Harbours - Caithness and North Sutherland has many interesting and attractive harbours to visit. Follow the coast round to catch a glimpse of the importance the fishing industry once had for this area. Many of the small harbours have benefited from their communities with picnic facilities and information boards with some interesting info on the area.
John O’Groats – This iconic destination is definitely worth a visit. The most north easterly point of the UK’s four corners, it is a destination made popular by those doing the Lands End to John O’Groats challenge. Plans for significant investment are underway but John O’Groats has a lot to offer now. During the summer months John O’Groats Ferries operates a daily service to the Orkney Islands.
Old St Peters Kirk - The oldest church site in Caithness is St Peters in Thurso. It stands in one the oldest areas of the town. It is thought to have been founded by Gilbert, Bishop of Caithness from 1222 - 1245AD. The greater part of the church that is left today dates from the 16th and 17th centuries. The church was in use until 1832 when a new one was built - St Peters in St John Square. There are many headstones in good condition and some unusual ones. A Norse runic stone was found here and is now in on display in Caithness Horizons.

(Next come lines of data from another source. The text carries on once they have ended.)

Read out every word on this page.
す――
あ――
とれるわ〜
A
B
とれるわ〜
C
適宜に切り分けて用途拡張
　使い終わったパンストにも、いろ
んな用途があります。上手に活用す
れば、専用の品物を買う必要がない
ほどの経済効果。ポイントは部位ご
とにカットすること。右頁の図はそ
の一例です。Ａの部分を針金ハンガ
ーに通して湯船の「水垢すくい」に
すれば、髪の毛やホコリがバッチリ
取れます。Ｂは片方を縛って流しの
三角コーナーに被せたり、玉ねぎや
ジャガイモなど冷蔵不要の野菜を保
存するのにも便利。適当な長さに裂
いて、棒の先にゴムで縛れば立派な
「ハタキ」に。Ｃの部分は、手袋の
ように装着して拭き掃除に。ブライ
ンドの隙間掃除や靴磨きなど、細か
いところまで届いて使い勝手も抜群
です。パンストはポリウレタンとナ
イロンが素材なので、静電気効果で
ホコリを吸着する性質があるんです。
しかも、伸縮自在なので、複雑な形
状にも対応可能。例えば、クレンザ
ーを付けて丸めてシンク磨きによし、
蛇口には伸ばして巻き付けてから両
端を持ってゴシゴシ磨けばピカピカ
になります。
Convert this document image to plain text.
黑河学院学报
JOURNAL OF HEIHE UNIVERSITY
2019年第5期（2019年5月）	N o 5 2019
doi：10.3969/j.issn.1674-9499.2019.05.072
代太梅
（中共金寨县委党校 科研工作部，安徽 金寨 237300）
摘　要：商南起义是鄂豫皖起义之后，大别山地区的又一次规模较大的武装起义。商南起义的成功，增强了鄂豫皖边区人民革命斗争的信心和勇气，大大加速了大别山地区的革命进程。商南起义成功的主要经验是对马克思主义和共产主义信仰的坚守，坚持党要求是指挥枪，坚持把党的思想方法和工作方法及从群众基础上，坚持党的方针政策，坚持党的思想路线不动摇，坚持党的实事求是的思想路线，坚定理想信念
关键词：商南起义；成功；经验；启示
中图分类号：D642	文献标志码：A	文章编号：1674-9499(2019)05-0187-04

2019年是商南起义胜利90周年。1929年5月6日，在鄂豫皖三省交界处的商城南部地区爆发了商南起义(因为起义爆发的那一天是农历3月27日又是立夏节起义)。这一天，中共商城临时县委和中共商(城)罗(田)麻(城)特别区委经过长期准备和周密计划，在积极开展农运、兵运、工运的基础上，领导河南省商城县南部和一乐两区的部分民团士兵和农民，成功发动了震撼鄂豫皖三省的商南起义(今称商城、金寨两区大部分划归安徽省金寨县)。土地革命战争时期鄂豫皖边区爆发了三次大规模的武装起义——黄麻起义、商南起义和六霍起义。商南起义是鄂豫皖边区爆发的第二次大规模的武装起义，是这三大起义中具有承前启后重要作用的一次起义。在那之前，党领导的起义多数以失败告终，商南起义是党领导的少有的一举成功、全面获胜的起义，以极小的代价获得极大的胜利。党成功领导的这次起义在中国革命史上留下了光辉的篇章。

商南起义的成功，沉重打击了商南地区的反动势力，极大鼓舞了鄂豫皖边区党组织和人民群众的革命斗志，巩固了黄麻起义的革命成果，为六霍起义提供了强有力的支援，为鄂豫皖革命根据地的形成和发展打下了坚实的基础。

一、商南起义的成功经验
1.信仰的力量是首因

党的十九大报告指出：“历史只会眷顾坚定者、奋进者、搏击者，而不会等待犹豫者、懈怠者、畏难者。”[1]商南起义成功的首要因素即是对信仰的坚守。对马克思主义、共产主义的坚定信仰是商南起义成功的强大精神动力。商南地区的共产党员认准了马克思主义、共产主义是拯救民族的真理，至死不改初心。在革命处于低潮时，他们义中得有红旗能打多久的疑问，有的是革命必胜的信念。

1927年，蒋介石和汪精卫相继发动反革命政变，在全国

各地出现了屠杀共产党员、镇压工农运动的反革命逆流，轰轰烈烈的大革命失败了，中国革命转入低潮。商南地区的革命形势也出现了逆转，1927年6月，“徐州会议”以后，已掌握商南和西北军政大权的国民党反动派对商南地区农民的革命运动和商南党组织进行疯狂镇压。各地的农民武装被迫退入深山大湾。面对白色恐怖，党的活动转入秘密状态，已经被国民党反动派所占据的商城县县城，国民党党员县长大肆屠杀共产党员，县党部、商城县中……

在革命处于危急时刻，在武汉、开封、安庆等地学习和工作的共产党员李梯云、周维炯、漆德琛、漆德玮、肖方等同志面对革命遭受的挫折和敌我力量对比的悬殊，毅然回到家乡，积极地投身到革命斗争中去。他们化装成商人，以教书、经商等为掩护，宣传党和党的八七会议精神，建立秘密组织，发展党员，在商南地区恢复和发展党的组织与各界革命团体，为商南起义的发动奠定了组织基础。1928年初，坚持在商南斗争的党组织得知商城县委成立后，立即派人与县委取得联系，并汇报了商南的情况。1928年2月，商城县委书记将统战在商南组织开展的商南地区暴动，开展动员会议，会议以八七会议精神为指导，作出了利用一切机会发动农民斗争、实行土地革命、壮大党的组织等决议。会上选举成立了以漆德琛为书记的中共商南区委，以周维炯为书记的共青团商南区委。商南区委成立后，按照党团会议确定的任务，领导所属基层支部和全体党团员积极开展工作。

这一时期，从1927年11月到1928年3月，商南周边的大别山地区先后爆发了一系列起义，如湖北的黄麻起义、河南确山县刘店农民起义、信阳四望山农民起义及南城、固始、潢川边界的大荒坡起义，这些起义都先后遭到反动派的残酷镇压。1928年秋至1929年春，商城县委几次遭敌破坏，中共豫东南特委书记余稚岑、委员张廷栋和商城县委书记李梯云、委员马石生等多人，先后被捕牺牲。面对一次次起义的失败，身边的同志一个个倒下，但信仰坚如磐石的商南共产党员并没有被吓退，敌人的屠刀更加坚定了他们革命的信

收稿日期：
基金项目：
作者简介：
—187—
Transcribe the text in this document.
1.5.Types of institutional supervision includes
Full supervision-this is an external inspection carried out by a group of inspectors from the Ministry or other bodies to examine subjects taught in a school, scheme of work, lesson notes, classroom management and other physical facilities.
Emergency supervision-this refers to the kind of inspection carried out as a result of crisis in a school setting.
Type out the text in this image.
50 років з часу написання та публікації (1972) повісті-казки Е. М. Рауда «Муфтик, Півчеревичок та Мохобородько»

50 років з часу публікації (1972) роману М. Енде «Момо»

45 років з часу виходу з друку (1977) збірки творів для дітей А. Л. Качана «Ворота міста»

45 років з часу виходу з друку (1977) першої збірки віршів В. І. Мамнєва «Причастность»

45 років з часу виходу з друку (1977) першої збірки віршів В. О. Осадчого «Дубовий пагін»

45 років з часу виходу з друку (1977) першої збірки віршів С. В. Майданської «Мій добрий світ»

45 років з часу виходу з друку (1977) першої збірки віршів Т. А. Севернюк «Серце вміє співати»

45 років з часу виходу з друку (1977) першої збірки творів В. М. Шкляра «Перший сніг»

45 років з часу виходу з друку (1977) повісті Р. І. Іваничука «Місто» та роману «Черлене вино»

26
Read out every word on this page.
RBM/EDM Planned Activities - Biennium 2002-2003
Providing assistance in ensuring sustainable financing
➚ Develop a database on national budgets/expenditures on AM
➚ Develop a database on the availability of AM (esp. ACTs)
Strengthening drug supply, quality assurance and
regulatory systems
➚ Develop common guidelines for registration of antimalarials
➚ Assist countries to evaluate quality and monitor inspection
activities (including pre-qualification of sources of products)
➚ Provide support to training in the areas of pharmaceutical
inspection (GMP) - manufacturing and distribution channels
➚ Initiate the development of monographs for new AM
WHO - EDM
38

Mary Ann’s Cottage - 150 years of crofting frozen in time. In 1990 just before her 93rd birthday, Mary-Ann Calder moved from her life-long home at Westside Croft, Dunnet to a Wick nursing home. Her grandfather John Young, had built the cottage in 1850, and the croft was successively worked by him, his son William, and finally his grand-daughter, Mary-Ann and her husband James Calder. Over the three generations the way of life and working practices had continued largely unaltered.
Stacks of Duncansby –The Stacks of Duncansby are spectacular and are some of the most impressive in the British Isles. Located just along the coast from John O’Groats, they can be accessed from the car park at Duncansby Head via a short coastal path with breathtaking sea views and bird life.
Whalligoe Steps – Located just off the road, a few miles along the coast from Wick, Whalligoe’s 330 steps from the top of the cliff to the sea below are spectacular. These steps were used to lift fish from the boats in the tiny harbour to the top of the cliff.